Ça vaut pour James, mais aussi pour Iggy et ses cafards. La dope avait déjà transformé les berceuses d'Elvis en yodels de tronçonneuse, maintenant les Stooges sont affûtés jusqu’à l’os par le mal du pays : ‘World's Forgotten Boy’, ‘Little Stranger’, ‘Come Along On My Death Trip’. Ils n’ont pas envie d'être cools et remplacent le swing par la rage. Iggy invente la chanson punk et Scott, la batterie qui va avec, cravachant des back-beats d’enfer. Ron apporte le tapis, jouant une guitare rythmique à quatre cordes, il enferme le groupe dans une maison vrombissante. James à la guitare, Ron à la basse, les Stooges passent au format double-riff et vomissent une bile épaisse, acidifiée de solos instables. James sait pourtant tenir une note et la faire chavirer dans la mélodie, ce qu'il démontre avec éloquence sur les champs de bataille de Metallic KO. A Londres, il ne cherche pas encore à sauver les meubles en tâchant de rendre les Stooges plus accessibles. Il ne peut pas deviner que Raw Power mettra deux ans à être distribué et qu'il sera aussitôt soldé 39 cents à Los Angeles. Sur le marché du rock, l'offre et la demande ont atteint un point d'équilibre sclérosant, argue Iggy Pop. Les groupes, les producteurs et leur clientèle ont appris à se connaître, tout le monde est bien trop prévisible, il faut restaurer le danger.
Ils ne donnent qu'un concert à Londres, au Kings Cross Cinema. Steve Jones y assistait. Les Yankees font flipper le public anglais, Defries les interdit de scène, les réexpédie aux États-Unis, leur promet une tournée qui n'aura jamais lieu, sinon une date avec limousines au Cobo Hall de Detroit, les laisse s'étioler au bord d'une piscine à Los Angeles, le temps de régler la tournée américaine de Bowie, puis charge une tierce personne de les congédier. Cette fois Iggy dégringole pour de bon. James tente de prendre les commandes pour enrayer le naufrage, bien qu'il nourrisse une sourde rancœur contre Iggy. Il lui bricole un contrat que l’autre prend pour une offre de reddition. Incapable de sauver sa peau de toute façon, Iggy Pop abandonne. Il se rend à l'UCLA Hospital et demande à être interné.

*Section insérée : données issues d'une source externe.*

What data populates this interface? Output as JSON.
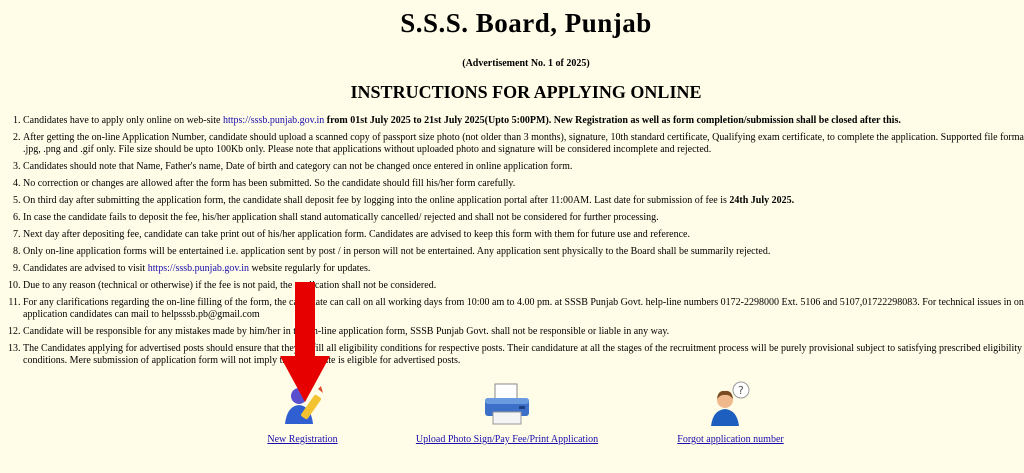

Et ce n'est pas James qui le rachètera, malgré de notables efforts pour le remettre en selle, mais Bowie. James est lui-même moralement et financièrement pendu. Selon l'appréciation d'Iggy Pop, il ‘vole’ les bandes qui feront Metallic KO et les fait parvenir à Skydog, histoire de ramasser un peu de gratte. En fait James avait enregistré, sur un simple magnétophone, l'aperçu d'un gig de 1973 et celui d’un concert au Rock And Roll Farm, en 1974, quand Iggy s'était fait démolir par ce biker qui lui jetait des œufs (« thank you for the eggs ! »). James fourgue les bandes à Nick Kent qui, retour de Los Angeles, les rétrocède à Marc Zermati, l'homme de Skydog. blues james williamson
Avec une opiniâtreté peu commune, sans doute aussi soucieux de sa propre survie, James passe régulièrement prendre Iggy à l'hosto et l'emmène dans un studio pour répéter de nouveaux titres et fignoler des démos. Ce travail non-abouti sort en 1977 sous le titre Kill City. Ce ne sont que des maquettes réalisées dans des conditions précaires, mais elles trahissent bien le plan de carrière que James est en train d'élaborer pour eux deux : un album soigneusement composé, plus commercial, entre Exile et Ziggy pour le meilleur et, pour le reste, une pop avant-coureuse de New Values et l'épure d'un folk-rock qui menace de rendre un jus poisseux à la Gerry Rafferty !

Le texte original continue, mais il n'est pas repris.